Isako Isako
- Author: Mia Ayumi Malhotra
- Language: English
- Genre: Poetry
- Publisher: Alice James Books
- Publication date: September 4, 2018
- Pages: 100
- ISBN: 978-1-938584-94-7

= Isako Isako =

2018 debut poetry collection by Mia Ayumi Malholtra

Isako Isako is a 2018 debut poetry collection by Mia Ayumi Malhotra, published by Alice James Books. It won the 2017 Alice James Award.

==Background==
The book is based on the experiences of Malhotra's grandmother, who lived in Japan during World War II and the subsequent American occupation before immigrating to the United States.

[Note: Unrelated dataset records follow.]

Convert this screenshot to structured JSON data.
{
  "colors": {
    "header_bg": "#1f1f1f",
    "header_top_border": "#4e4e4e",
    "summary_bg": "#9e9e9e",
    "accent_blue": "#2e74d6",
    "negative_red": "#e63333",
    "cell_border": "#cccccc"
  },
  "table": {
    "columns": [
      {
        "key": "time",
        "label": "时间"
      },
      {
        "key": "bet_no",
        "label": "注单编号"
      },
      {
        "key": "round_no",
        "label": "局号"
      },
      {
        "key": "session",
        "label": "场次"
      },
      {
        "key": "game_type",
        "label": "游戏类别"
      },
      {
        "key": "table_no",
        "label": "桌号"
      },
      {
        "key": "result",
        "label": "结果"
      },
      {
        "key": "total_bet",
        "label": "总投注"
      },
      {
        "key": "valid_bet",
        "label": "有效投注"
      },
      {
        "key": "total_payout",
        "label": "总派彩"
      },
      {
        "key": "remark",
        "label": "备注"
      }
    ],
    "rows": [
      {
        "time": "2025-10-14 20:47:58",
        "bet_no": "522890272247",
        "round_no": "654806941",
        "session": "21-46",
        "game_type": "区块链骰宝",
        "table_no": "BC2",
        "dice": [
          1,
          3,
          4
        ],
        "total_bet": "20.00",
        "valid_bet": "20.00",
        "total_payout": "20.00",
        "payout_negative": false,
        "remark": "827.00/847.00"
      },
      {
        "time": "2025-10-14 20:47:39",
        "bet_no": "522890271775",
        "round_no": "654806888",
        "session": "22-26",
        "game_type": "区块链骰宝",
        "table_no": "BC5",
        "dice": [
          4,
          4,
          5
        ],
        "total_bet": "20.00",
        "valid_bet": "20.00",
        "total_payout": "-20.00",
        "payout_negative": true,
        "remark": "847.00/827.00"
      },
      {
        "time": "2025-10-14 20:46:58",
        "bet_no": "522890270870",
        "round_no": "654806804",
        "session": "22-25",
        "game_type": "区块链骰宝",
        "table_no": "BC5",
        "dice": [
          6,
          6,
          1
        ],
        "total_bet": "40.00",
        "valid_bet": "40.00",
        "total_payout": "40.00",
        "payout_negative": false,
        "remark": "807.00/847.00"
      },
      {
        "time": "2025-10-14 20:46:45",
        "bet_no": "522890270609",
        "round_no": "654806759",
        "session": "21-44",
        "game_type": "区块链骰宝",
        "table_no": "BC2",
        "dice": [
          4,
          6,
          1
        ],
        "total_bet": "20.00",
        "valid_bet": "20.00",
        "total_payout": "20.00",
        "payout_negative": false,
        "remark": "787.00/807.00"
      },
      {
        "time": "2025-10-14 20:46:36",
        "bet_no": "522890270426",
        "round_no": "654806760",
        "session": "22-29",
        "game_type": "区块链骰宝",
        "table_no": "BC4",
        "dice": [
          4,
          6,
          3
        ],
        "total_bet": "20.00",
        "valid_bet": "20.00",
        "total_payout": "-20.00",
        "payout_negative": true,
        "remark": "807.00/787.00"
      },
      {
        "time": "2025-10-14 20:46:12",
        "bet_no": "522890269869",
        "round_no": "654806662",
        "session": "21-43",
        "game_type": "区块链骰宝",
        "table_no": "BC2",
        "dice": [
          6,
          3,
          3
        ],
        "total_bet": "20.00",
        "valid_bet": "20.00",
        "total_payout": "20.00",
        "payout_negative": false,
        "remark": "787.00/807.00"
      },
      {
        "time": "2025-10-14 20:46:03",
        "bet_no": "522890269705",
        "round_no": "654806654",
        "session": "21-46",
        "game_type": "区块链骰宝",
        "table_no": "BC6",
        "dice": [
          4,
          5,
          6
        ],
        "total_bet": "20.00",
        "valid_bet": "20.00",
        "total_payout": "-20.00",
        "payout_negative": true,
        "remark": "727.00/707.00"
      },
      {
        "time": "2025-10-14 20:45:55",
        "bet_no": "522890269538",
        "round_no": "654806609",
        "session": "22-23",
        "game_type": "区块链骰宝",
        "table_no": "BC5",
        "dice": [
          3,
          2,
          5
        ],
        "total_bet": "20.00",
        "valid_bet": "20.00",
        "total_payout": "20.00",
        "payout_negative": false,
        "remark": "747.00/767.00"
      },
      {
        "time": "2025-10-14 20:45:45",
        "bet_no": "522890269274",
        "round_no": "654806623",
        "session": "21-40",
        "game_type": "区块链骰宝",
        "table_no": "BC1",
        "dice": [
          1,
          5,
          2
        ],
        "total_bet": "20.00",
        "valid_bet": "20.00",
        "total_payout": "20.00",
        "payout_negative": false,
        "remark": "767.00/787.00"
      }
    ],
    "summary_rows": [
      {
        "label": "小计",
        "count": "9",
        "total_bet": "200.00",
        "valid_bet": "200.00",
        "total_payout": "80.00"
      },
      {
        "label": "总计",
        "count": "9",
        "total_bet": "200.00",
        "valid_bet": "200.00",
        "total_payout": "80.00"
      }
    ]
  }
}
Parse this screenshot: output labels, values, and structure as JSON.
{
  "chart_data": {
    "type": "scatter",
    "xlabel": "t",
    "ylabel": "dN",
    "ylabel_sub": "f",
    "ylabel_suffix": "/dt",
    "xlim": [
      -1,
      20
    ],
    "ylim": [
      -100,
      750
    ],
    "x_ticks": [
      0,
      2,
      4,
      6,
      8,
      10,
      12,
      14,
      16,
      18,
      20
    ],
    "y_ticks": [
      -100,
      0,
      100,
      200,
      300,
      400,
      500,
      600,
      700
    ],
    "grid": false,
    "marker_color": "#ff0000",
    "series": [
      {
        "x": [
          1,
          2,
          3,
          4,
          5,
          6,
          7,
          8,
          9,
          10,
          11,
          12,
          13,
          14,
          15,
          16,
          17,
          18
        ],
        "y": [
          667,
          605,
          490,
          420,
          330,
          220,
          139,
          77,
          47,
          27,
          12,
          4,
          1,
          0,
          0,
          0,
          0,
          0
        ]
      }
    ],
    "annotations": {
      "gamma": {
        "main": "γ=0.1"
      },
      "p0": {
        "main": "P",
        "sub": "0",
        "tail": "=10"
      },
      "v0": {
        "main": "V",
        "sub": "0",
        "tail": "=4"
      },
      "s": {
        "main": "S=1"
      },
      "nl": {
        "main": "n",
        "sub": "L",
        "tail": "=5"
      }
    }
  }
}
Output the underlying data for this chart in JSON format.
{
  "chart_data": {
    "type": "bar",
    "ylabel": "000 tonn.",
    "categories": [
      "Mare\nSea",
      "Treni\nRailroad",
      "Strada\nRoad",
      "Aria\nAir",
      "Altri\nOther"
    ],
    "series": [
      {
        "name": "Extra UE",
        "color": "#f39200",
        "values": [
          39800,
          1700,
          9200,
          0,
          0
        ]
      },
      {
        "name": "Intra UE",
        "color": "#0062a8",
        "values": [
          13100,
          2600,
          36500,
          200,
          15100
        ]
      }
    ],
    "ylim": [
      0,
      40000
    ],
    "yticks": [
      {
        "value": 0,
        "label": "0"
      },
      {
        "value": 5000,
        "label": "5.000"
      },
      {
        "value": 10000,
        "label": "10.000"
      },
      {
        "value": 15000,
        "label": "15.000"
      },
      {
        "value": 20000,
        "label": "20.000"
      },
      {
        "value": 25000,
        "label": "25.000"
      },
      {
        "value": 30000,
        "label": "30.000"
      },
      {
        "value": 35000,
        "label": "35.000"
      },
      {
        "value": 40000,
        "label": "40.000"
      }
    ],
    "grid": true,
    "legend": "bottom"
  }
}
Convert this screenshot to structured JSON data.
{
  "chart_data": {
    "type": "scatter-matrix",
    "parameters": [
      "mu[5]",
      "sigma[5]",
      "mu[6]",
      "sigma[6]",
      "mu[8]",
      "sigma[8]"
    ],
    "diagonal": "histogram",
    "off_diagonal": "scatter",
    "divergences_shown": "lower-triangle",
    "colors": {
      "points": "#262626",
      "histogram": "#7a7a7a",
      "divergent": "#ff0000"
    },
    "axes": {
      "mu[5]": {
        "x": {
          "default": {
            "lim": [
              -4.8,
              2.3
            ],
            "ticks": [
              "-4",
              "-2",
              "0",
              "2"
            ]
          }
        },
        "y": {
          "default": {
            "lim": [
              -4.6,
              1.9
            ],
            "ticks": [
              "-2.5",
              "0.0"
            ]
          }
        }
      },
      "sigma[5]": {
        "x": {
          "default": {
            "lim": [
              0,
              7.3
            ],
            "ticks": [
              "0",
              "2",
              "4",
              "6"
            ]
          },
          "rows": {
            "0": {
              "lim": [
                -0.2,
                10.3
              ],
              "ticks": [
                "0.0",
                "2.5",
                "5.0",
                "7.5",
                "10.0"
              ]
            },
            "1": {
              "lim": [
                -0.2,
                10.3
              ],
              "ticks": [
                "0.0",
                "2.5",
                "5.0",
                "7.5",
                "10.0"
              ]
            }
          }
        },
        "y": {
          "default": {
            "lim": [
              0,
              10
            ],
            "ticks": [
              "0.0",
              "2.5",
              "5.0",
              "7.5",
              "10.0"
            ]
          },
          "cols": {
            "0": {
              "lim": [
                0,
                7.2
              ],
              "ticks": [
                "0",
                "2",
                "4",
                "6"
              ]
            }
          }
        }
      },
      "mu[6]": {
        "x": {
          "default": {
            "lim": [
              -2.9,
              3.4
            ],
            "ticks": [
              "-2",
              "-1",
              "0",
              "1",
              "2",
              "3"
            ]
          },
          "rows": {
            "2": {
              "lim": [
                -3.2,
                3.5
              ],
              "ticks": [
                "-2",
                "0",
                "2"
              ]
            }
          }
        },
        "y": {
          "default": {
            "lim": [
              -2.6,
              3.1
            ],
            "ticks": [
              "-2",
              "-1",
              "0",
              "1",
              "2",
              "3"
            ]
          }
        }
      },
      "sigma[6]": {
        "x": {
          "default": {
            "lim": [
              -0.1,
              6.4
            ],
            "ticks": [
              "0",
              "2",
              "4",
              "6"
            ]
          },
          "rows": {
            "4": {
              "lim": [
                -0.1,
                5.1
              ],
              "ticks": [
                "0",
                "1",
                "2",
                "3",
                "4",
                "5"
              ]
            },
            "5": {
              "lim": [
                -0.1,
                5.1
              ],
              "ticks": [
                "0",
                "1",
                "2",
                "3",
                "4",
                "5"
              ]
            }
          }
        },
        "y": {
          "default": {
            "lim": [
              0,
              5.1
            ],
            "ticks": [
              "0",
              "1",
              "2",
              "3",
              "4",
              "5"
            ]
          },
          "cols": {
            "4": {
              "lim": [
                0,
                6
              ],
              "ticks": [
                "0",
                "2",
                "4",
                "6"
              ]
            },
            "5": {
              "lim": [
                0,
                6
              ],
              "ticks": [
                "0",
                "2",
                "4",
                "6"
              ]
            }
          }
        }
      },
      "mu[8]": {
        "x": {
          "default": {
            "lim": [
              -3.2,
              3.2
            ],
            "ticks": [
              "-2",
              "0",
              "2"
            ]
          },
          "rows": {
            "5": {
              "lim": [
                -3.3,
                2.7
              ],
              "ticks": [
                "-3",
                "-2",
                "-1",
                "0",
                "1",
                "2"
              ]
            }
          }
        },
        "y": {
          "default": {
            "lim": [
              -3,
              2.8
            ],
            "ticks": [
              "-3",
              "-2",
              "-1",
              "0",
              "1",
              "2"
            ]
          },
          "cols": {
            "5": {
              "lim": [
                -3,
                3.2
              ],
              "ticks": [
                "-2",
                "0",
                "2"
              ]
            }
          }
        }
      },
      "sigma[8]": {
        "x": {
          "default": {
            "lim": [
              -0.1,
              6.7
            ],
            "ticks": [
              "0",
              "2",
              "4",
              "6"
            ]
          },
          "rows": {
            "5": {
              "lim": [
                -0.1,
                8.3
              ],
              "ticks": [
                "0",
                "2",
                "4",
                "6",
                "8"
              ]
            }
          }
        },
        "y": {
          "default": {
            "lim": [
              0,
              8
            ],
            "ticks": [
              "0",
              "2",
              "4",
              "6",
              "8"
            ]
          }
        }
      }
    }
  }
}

In a 2018 interview with Wildness, Malhotra said it took eight years to write, a period spanning the death of her grandmothers, the completion of her MFA, and the birth of two of her children. She specifically stated that her maternal grandmother's illness emboldened her to inherit and write about her family.

==Reception==
Publishers Weekly described the book as "a chilling debut based on the linked lives of four generations of Japanese and Japanese-American women," lauding Malhotra for basing it in "documents and firsthand accounts of state-sanctioned terror."

The Japan Times described it as "a carefully controlled whirlwind of ideas and impressions" that demonstrates how trauma and violence can reverberate across generations.

Ingrid Rojas Contreras, in KQED, called it "heartrending" and commended how Malholtra handled different voices and perspectives which "echo each other and, finally, run aground into the same voice, the same story."

Hyphen called the collection a defense against the forces of "fascism and systemic racism."

RHINO Poetry noted that the collection's pantoums, persona poems, and prose poems are "deceptively quiet" interrogations of the past's effects on the present.

The Mercury News described it as weaving together the lives of generations of Asian American women into poetry.